Police believe the viable explosive device discovered in Linden Gardens, off the nationalist Cliftonville Road, became detached from the underside of a car.
It is understood one line of enquiry is whether it was placed under the vehicle of a member of the armed forces who was visiting the area.
Sinn Fein Assembly member for north Belfast Gerry Kelly said a young boy kicked the object without knowing what it was.
The finger of suspicion for the failed bomb bid will again point toward violent dissidents republicans opposed to the peace process.
Officers remained at the scene of a security alert on Friday morning. A number of residents were evacuated overnight.
Police Service of Northern Ireland (PSNI) Detective Chief Inspector Richard Campbell said: "Detectives from PSNI's Serious Crime Branch are investigating the circumstances surrounding the discovery of a viable explosive type device.
"At this stage Police believe that this could have been an under car booby trap which was designed to kill or maim."
Army Technical Officers (ATO) carried out a controlled explosion on the device and it has been taken away for further forensic examination.
Mr Campbell added: "I utterly condemn this incident. Those responsible have no qualms about putting people's lives at risk and causing disruption to the community. There is no doubt that this device had the potential to cause serious injury or death."

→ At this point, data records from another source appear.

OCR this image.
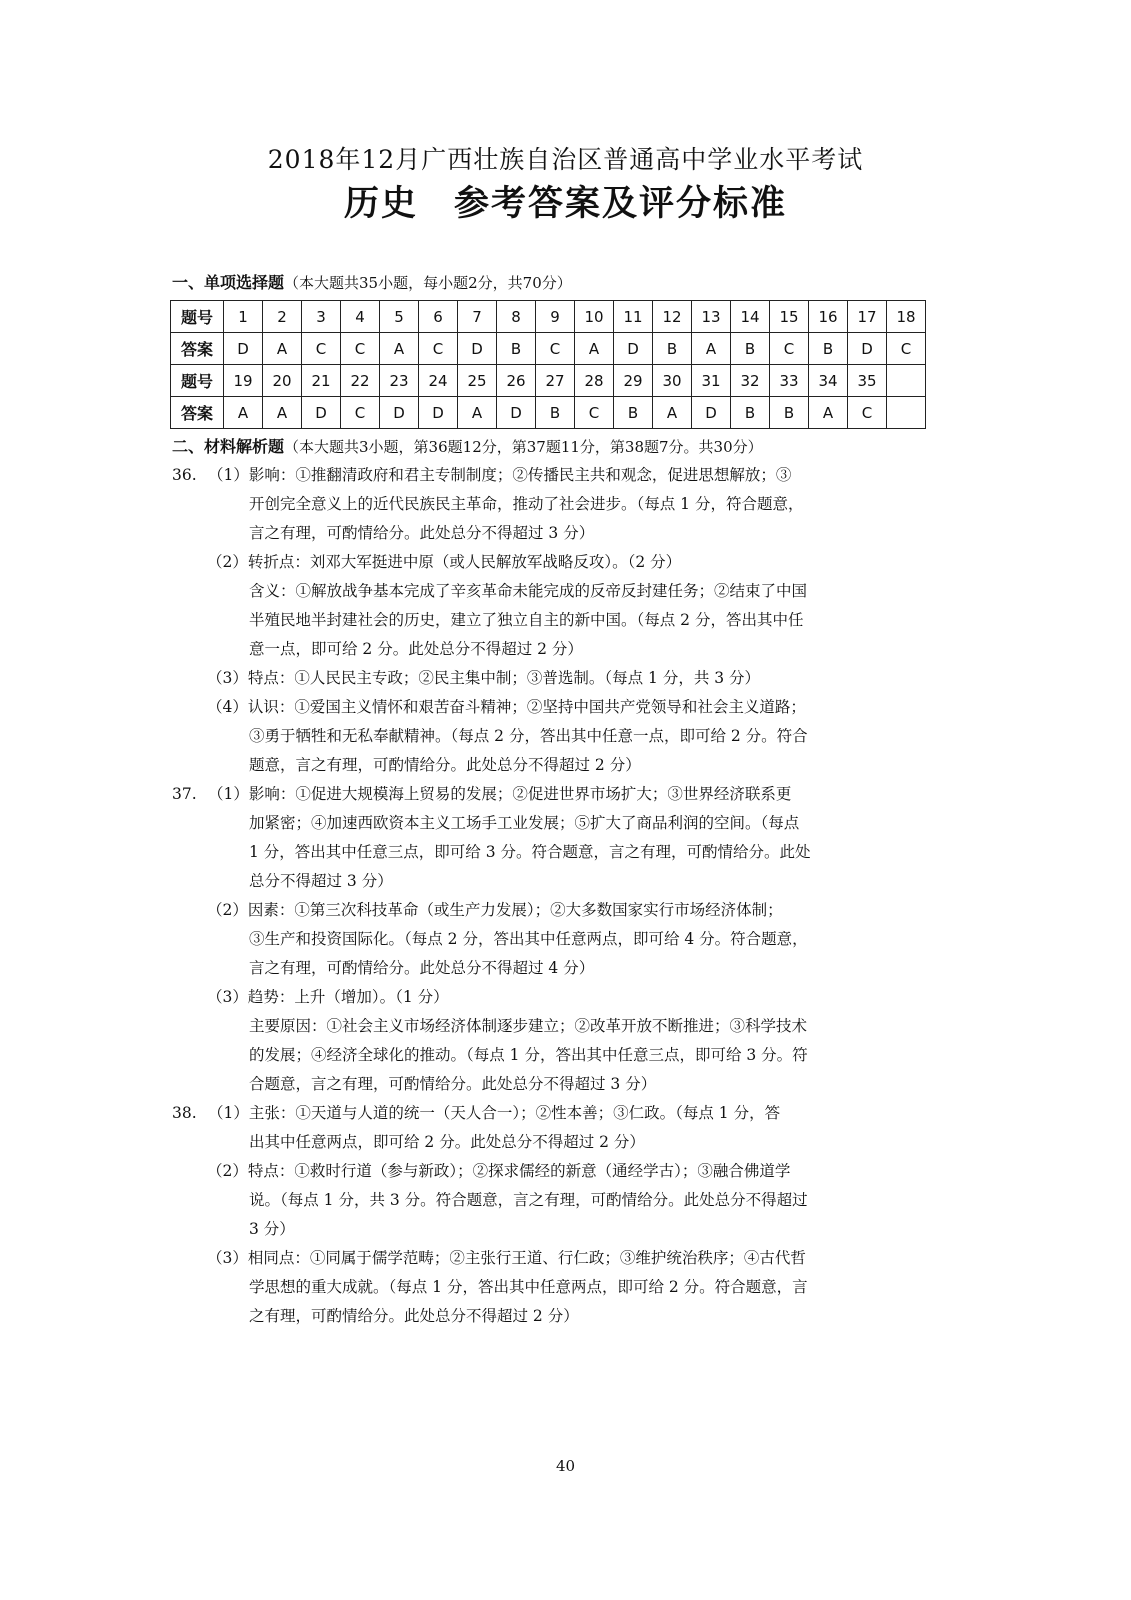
2018年12月广西壮族自治区普通高中学业水平考试
历史 参考答案及评分标准
一、单项选择题（本大题共35小题，每小题2分，共70分）
题号	1	2	3	4	5	6	7	8	9	10	11	12	13	14	15	16	17	18
答案	D	A	C	C	A	C	D	B	C	A	D	B	A	B	C	B	D	C
题号	19	20	21	22	23	24	25	26	27	28	29	30	31	32	33	34	35	
答案	A	A	D	C	D	D	A	D	B	C	B	A	D	B	B	A	C	
二、材料解析题（本大题共3小题，第36题12分，第37题11分，第38题7分。共30分）
36. （1）影响：①推翻清政府和君主专制制度；②传播民主共和观念，促进思想解放；③
开创完全意义上的近代民族民主革命，推动了社会进步。（每点 1 分，符合题意，
言之有理，可酌情给分。此处总分不得超过 3 分）
（2）转折点：刘邓大军挺进中原（或人民解放军战略反攻）。（2 分）
含义：①解放战争基本完成了辛亥革命未能完成的反帝反封建任务；②结束了中国
半殖民地半封建社会的历史，建立了独立自主的新中国。（每点 2 分，答出其中任
意一点，即可给 2 分。此处总分不得超过 2 分）
（3）特点：①人民民主专政；②民主集中制；③普选制。（每点 1 分，共 3 分）
（4）认识：①爱国主义情怀和艰苦奋斗精神；②坚持中国共产党领导和社会主义道路；
③勇于牺牲和无私奉献精神。（每点 2 分，答出其中任意一点，即可给 2 分。符合
题意，言之有理，可酌情给分。此处总分不得超过 2 分）
37. （1）影响：①促进大规模海上贸易的发展；②促进世界市场扩大；③世界经济联系更
加紧密；④加速西欧资本主义工场手工业发展；⑤扩大了商品利润的空间。（每点
1 分，答出其中任意三点，即可给 3 分。符合题意，言之有理，可酌情给分。此处
总分不得超过 3 分）
（2）因素：①第三次科技革命（或生产力发展）；②大多数国家实行市场经济体制；
③生产和投资国际化。（每点 2 分，答出其中任意两点，即可给 4 分。符合题意，
言之有理，可酌情给分。此处总分不得超过 4 分）
（3）趋势：上升（增加）。（1 分）
主要原因：①社会主义市场经济体制逐步建立；②改革开放不断推进；③科学技术
的发展；④经济全球化的推动。（每点 1 分，答出其中任意三点，即可给 3 分。符
合题意，言之有理，可酌情给分。此处总分不得超过 3 分）
38. （1）主张：①天道与人道的统一（天人合一）；②性本善；③仁政。（每点 1 分，答
出其中任意两点，即可给 2 分。此处总分不得超过 2 分）
（2）特点：①救时行道（参与新政）；②探求儒经的新意（通经学古）；③融合佛道学
说。（每点 1 分，共 3 分。符合题意，言之有理，可酌情给分。此处总分不得超过
3 分）
（3）相同点：①同属于儒学范畴；②主张行王道、行仁政；③维护统治秩序；④古代哲
学思想的重大成就。（每点 1 分，答出其中任意两点，即可给 2 分。符合题意，言
之有理，可酌情给分。此处总分不得超过 2 分）
40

Mr Kelly told BBC Radio Ulster's Nolan Show the child could have been killed.
"I understand a young boy kicked it on the way up the street," he said.
"So we could be dealing with a child being killed here."
Officers have appealed for anyone with information about the incident to come forward.
North Belfast MP Nigel Dodds described the bomb attempt as "outrageous".
"Those responsible have shown their total disregard for the consequences of their evil actions, not just for their intended victim but for any passing member of the public who could have been maimed or killed had this device exploded," said the Democratic Unionist deputy leader.
"There could have been multiple casualties. Not only were local residents placed in the line of harm but so were those passing through the area and those making their way to nearby primary schools, shops and a playgroup.
"Those responsible have demonstrated their utter contempt for the lives and well-being of local people. Suspicion will fall on the dissident republicans who have been responsible for previous terrorist attacks in this area. They will be condemned by all right-thinking people. They seek to perpetuate the failed tactics and misery of past terrorism. Such attacks are as wrong today as they were wrong in the past."
SDLP councillor Nichola Mallon also condemned the incident.
"Once again north Belfast residents have been forced from their homes by those with no regard for life; be it the families who live locally or the many children attending Naiscoil Bheann Mhadagain and Cliftonville Integrated Primary School nearby.
"There is no justification for this callous attempt to kill. I would appeal for anyone with information to bring it forward and help bring those responsible to justice."
Northern Ireland Secretary Theresa Villiers described those behind the bomb bid as "reckless".
She said: "To place explosives on a residential street with the intention to kill and maim is a sickening act.
"There is no possible justification to imperil life in this way."